“童貫,禁軍乃國之幹城,糜爛至此,如何說是杞人憂天?”
趙桓直勾勾地盯著童貫,曆喝道:“是否危言聳聽,隻需詳細檢點,真偽立辯!”
童貫不看趙桓,隻對趙佶道:“陛下,臣久慣戰爭,勝多敗少,全賴禁軍上下驍勇敢戰。
如今東宮為小人蒙蔽,輕信流言便胡亂指責,實在不妥。
臣請斬滋擾民間並惑亂太子之軍健,以平息事端。”
“童貫!”趙桓厲喝道:“禁軍之爛,古今罕見,此還是京畿,天下首府。
河北承平日久,且山高皇帝遠,禁軍怕是十不存一。
爾欲行滅遼事,意圖封王,京畿禁軍不堪用,河北諸軍不能用,如何滅遼,如何封王?”
“殿下拳拳憂國之心可鑒。然年輕氣盛,易為小人蒙蔽,衝動在所難免。
隻是徹查之下,定然軍心動搖,士氣低落,若生變端,怕是不好收拾。
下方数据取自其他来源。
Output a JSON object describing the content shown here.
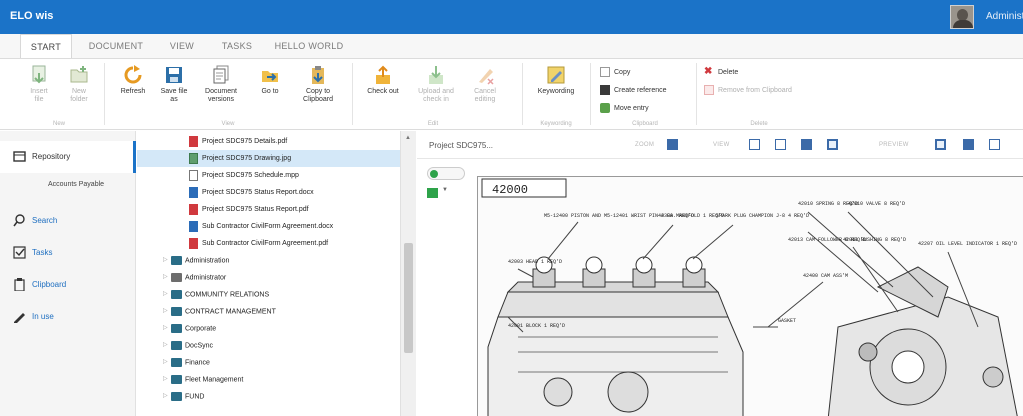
{
  "app": {
    "title": "ELO wis",
    "user": "Administrator",
    "avatar_icon": "user-avatar-photo"
  },
  "tabs": [
    "START",
    "DOCUMENT",
    "VIEW",
    "TASKS",
    "HELLO WORLD"
  ],
  "active_tab": "START",
  "ribbon": {
    "new": {
      "insert_file": "Insert file",
      "new_folder": "New folder",
      "group": "New"
    },
    "view": {
      "refresh": "Refresh",
      "save_file_as": "Save file as",
      "document_versions": "Document versions",
      "go_to": "Go to",
      "copy_to_clipboard": "Copy to Clipboard",
      "group": "View"
    },
    "edit": {
      "check_out": "Check out",
      "upload_check_in": "Upload and check in",
      "cancel_editing": "Cancel editing",
      "group": "Edit"
    },
    "keywording": {
      "label": "Keywording",
      "group": "Keywording"
    },
    "clipboard": {
      "copy": "Copy",
      "create_reference": "Create reference",
      "move_entry": "Move entry",
      "group": "Clipboard"
    },
    "delete": {
      "delete": "Delete",
      "remove_from_clipboard": "Remove from Clipboard",
      "group": "Delete"
    }
  },
  "nav": {
    "repository": "Repository",
    "accounts_payable": "Accounts Payable",
    "search": "Search",
    "tasks": "Tasks",
    "clipboard": "Clipboard",
    "in_use": "In use"
  },
  "tree": {
    "documents": [
      {
        "label": "Project SDC975 Details.pdf",
        "icon": "pdf-icon"
      },
      {
        "label": "Project SDC975 Drawing.jpg",
        "icon": "image-icon",
        "selected": true
      },
      {
        "label": "Project SDC975 Schedule.mpp",
        "icon": "document-icon"
      },
      {
        "label": "Project SDC975 Status Report.docx",
        "icon": "word-icon"
      },
      {
        "label": "Project SDC975 Status Report.pdf",
        "icon": "pdf-icon"
      },
      {
        "label": "Sub Contractor CivilForm Agreement.docx",
        "icon": "word-icon"
      },
      {
        "label": "Sub Contractor CivilForm Agreement.pdf",
        "icon": "pdf-icon"
      }
    ],
    "folders": [
      "Administration",
      "Administrator",
      "COMMUNITY RELATIONS",
      "CONTRACT MANAGEMENT",
      "Corporate",
      "DocSync",
      "Finance",
      "Fleet Management",
      "FUND"
    ]
  },
  "preview": {
    "title": "Project SDC975...",
    "zoom_label": "ZOOM",
    "view_label": "VIEW",
    "preview_label": "PREVIEW",
    "drawing": {
      "part_number": "42000",
      "labels": [
        {
          "t": "M5-12400 PISTON AND M5-12401 WRIST PIN 4 EA. REQ'D"
        },
        {
          "t": "42300 MANIFOLD 1 REQ'D"
        },
        {
          "t": "SPARK PLUG CHAMPION J-8 4 REQ'D"
        },
        {
          "t": "42010 SPRING 8 REQ'D"
        },
        {
          "t": "42010 VALVE 8 REQ'D"
        },
        {
          "t": "42003 HEAD 1 REQ'D"
        },
        {
          "t": "42013 CAM FOLLOWER 8 REQ'D"
        },
        {
          "t": "42011 BUSHING 8 REQ'D"
        },
        {
          "t": "42207 OIL LEVEL INDICATOR 1 REQ'D"
        },
        {
          "t": "42400 CAM ASS'M"
        },
        {
          "t": "42001 BLOCK 1 REQ'D"
        },
        {
          "t": "GASKET"
        }
      ]
    }
  },
  "colors": {
    "accent": "#1b73c8",
    "selection": "#d4e8f8",
    "folder": "#2a6d87",
    "pdf": "#d0393e"
  }
}
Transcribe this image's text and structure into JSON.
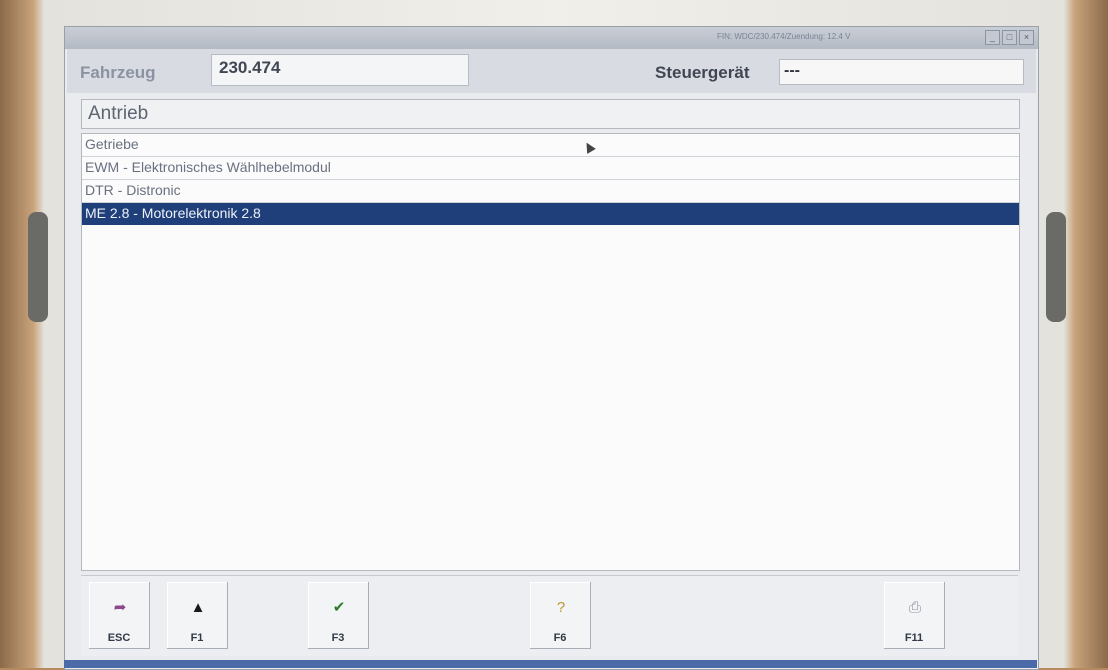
{
  "window": {
    "app_title": "",
    "title_info": "FIN: WDC/230.474/Zuendung: 12.4 V"
  },
  "vehicle": {
    "fahrzeug_label": "Fahrzeug",
    "fahrzeug_value": "230.474",
    "steuergeraet_label": "Steuergerät",
    "steuergeraet_value": "---"
  },
  "group": {
    "title": "Antrieb"
  },
  "list": {
    "items": [
      {
        "label": "Getriebe",
        "selected": false
      },
      {
        "label": "EWM - Elektronisches Wählhebelmodul",
        "selected": false
      },
      {
        "label": "DTR - Distronic",
        "selected": false
      },
      {
        "label": "ME 2.8 - Motorelektronik 2.8",
        "selected": true
      }
    ]
  },
  "function_keys": [
    {
      "label": "ESC",
      "icon": "exit-icon",
      "color": "#8a4a8a"
    },
    {
      "label": "F1",
      "icon": "arrow-up-icon",
      "color": "#1a1a1a"
    },
    {
      "label": "F3",
      "icon": "checkmark-icon",
      "color": "#2f7a2f"
    },
    {
      "label": "F6",
      "icon": "help-icon",
      "color": "#b79a2a"
    },
    {
      "label": "F11",
      "icon": "print-icon",
      "color": "#8c93a0"
    }
  ],
  "colors": {
    "selection": "#1e3f7a",
    "label_text": "#404652"
  }
}
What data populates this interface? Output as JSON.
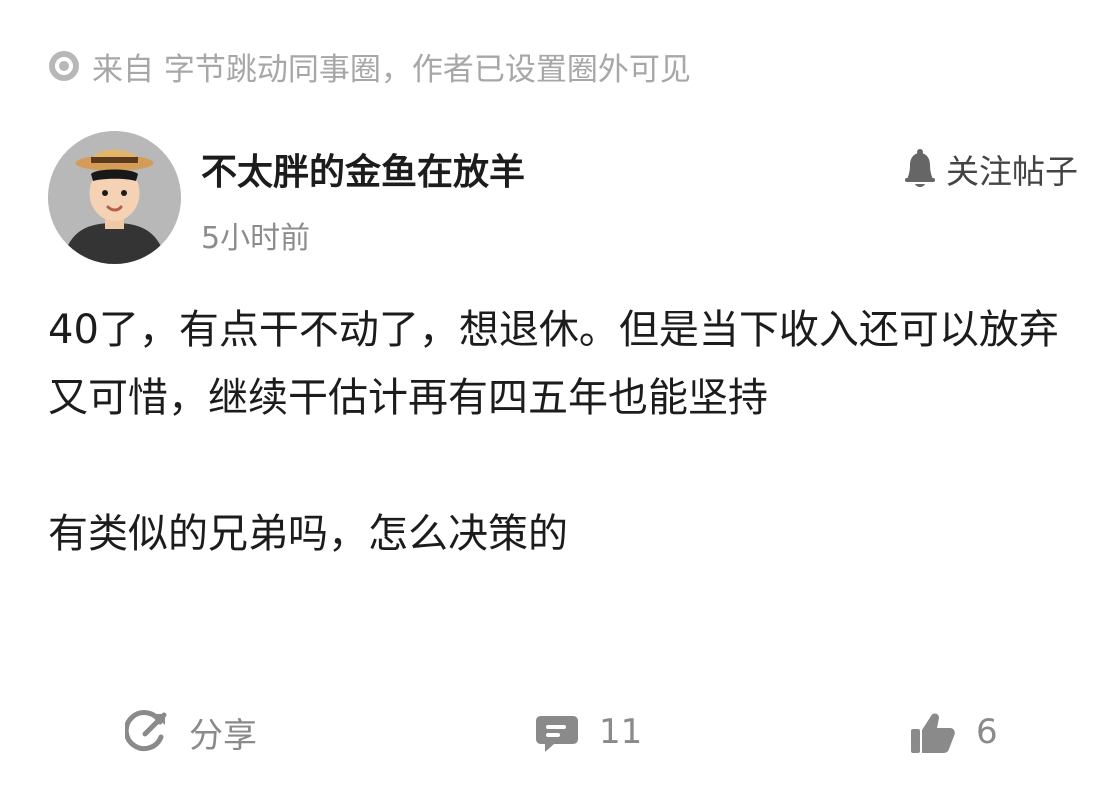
{
  "source": {
    "icon": "circle-dot-icon",
    "text": "来自 字节跳动同事圈，作者已设置圈外可见"
  },
  "author": {
    "avatar": "avatar-straw-hat-man",
    "name": "不太胖的金鱼在放羊",
    "time": "5小时前",
    "follow_label": "关注帖子",
    "follow_icon": "bell-icon"
  },
  "post": {
    "paragraphs": [
      "40了，有点干不动了，想退休。但是当下收入还可以放弃又可惜，继续干估计再有四五年也能坚持",
      "有类似的兄弟吗，怎么决策的"
    ]
  },
  "actions": {
    "share_label": "分享",
    "comment_count": "11",
    "like_count": "6"
  },
  "colors": {
    "text_primary": "#1c1c1c",
    "text_secondary": "#8c8c8c",
    "source_gray": "#a7a7a7",
    "icon_gray": "#8a8a8a",
    "avatar_bg": "#b8b8b8"
  }
}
”
童貫連消代打,化解了趙桓的詰問。
不但如此,更加隱含威脅。
潛台詞便是,若是一意孤行徹查到底,相關人員為了自保,說不得要自導自演軍變出來。
到時候,吃虧的還不一定是誰。
權臣之囂張,實際已經威脅到了皇權。
趙桓卻不怕。
徹查禁軍的請求,是突然提出來的,毫無準備之下,能夠組織多少人?
且軍變可是以謀反論。
貪腐大概率流放,亦可能降職,保命無虞。
謀反妥妥地殺全家。
權衡厲害,能夠有多少人附從,實在值得懷疑。
所以,趙桓冷笑,道:“涉及徹查,不是民變便是軍變,爾等隻會嚇唬本宮乎?
國家厚養軍兵百六十年,豈容宵小挑撥……”
“陛下,臣彈劾太子。”一言官出列,道:“太子為小人蒙蔽,無端攻訐朝中重臣,無儲君端莊。
向日,陛下責罰東宮禁足三日,然太子置詔令於不顧,仍然浪**市井,實乃無父無君至極。